Small doses of a cancer drug may stop the immune response to infection that leads to sepsis, according to researchers at the Icahn School of Medicine at Mount Sinai. The new drug treatment may also benefit individuals affected by infections and pandemics. The researchers used a simple cellular screen to find candidate drugs that could tamp down rampant inflammation and discovered that the Top 1 inhibitor class of cancer drugs blocks a set of genes that are activated immediately by immune cells to combat an infection.

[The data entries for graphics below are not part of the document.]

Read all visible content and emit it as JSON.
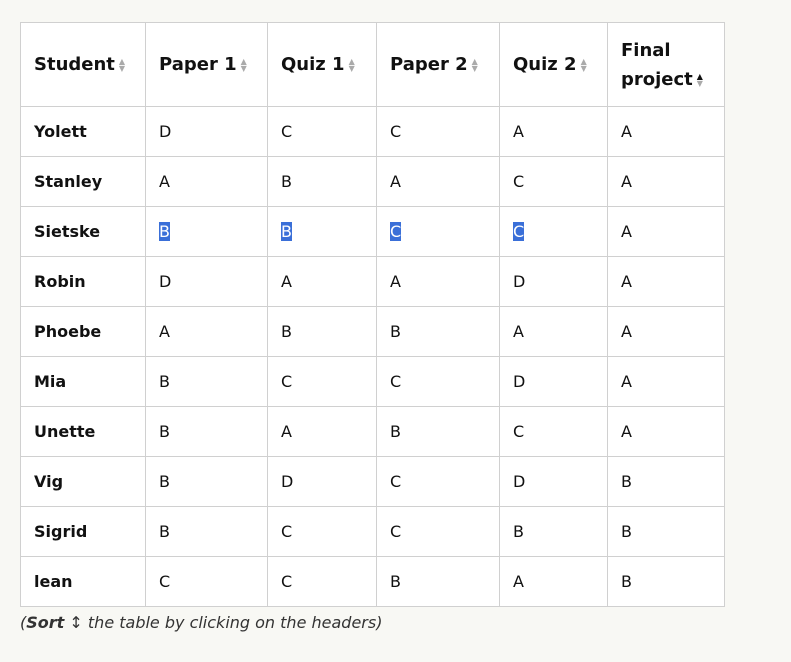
{
  "table": {
    "headers": [
      "Student",
      "Paper 1",
      "Quiz 1",
      "Paper 2",
      "Quiz 2",
      "Final project"
    ],
    "sorted_column": "Final project",
    "sort_direction": "ascending",
    "rows": [
      [
        "Yolett",
        "D",
        "C",
        "C",
        "A",
        "A"
      ],
      [
        "Stanley",
        "A",
        "B",
        "A",
        "C",
        "A"
      ],
      [
        "Sietske",
        "B",
        "B",
        "C",
        "C",
        "A"
      ],
      [
        "Robin",
        "D",
        "A",
        "A",
        "D",
        "A"
      ],
      [
        "Phoebe",
        "A",
        "B",
        "B",
        "A",
        "A"
      ],
      [
        "Mia",
        "B",
        "C",
        "C",
        "D",
        "A"
      ],
      [
        "Unette",
        "B",
        "A",
        "B",
        "C",
        "A"
      ],
      [
        "Vig",
        "B",
        "D",
        "C",
        "D",
        "B"
      ],
      [
        "Sigrid",
        "B",
        "C",
        "C",
        "B",
        "B"
      ],
      [
        "lean",
        "C",
        "C",
        "B",
        "A",
        "B"
      ]
    ],
    "selected_row": "Sietske"
  },
  "note": {
    "open": "(",
    "bold": "Sort",
    "icon": "↕",
    "rest": " the table by clicking on the headers)"
  },
  "colors": {
    "selection": "#3a6fd8",
    "border": "#d0d0d0",
    "background": "#f8f8f4"
  }
}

The research team found that use of one to three doses of a Top 1 inhibitor that is 1/50th the strength of normal chemotherapy was enough to rescue 70-90% of mice from an inflammatory storm death due to either acute bacterial infection, liver failure, or virus-bacteria co-infection, according to Science Daily. The treatment did not produce overt side effects. In addition, the researchers tested the inhibitor in cells infected with influenza, Ebola, and other viral and bacterial microbes that over-stimulate the immune system.

Overall, the researchers found the drug reduced a dangerous immune reaction. Alexander Bukreyev, PhD, says, “We observed a striking effect of Top-1 inhibitors on expression of pro-inflammatory molecules induced by Ebola virus infection. This study contributes our understanding of pathogenesis of Ebola virus disease and also suggests a direction to develop treatments. Finding remedies for these infection-induced inflammatory storms is a global focus, and we look forward to testing the ability of Top-1 inhibitors to save lives.”

“Our results suggest that a therapy based on Top 1 inhibition could save millions of people affected by sepsis, pandemics, and many congenital deficiencies associated with acute inflammatory episodes — what is known as a cytokine, or inflammatory, storm,” says senior investigator of the study Ivan Marazzi, PhD. “These storms occur because the body does not know how to adjust the appropriate level of inflammation that is good enough to suppress an infection but doesn’t harm the body itself. This drug appears to offer that life-saving correction.”